19/01/2026
One thing I’m noticing more and more in my Pilates and yoga students is how often they tell me:
“No matter how much I stretch, I’m still tight especially in my hips, back, calves.”
What I see is that it’s rarely a lack of effort or commitment. Most of the time, it’s the opposite. Stretching to the edge of discomfort (or beyond), pushing for sensation, and believing that more intensity will eventually create release.
Sometimes tightness in the body isn’t a flexibility issue at all. It’s a sign that the nervous system is under pressure and the body doesn’t feel safe.
Imagine firmly pulling your foot back towards your body and feeling your calf tense
that tension is the body protecting itself. When the system feels threatened, muscles hold, tissues guard, and no amount of forcing can override that response.

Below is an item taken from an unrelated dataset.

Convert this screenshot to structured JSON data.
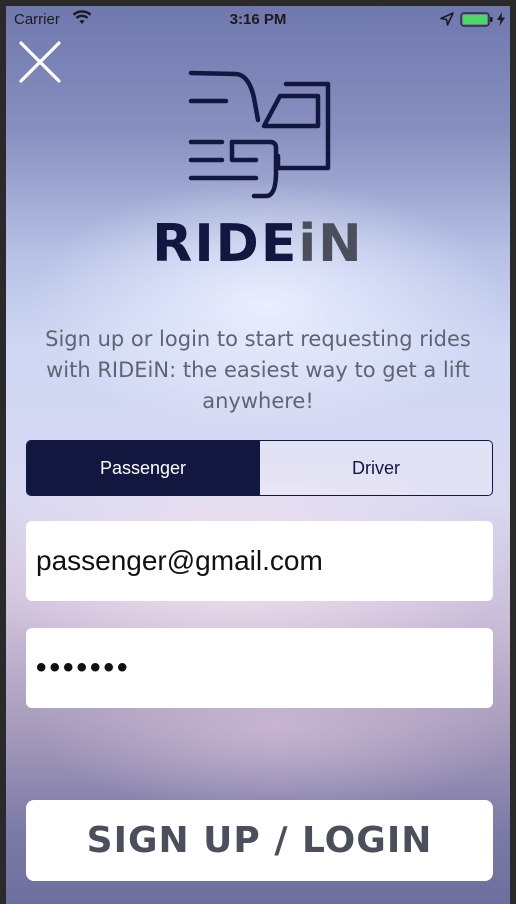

In my experience, softening often comes from doing less, not more. Easing back from extremes. Slowing the breath. Allowing the body to stay comfortable for longer rather than chasing intense sensation.
Adding practices like pranayama, meditation, and restorative yoga can help create the conditions where the nervous system settles and the body can finally let go.
Bringing that awareness into your stretching might be the piece that helps things shift.
This isn’t about never stretching or doing things “right.”
It’s an invitation to listen differently.
To consider that your body might not need more pushing — it might need permission to slow down.
I am curious if this resonates for you?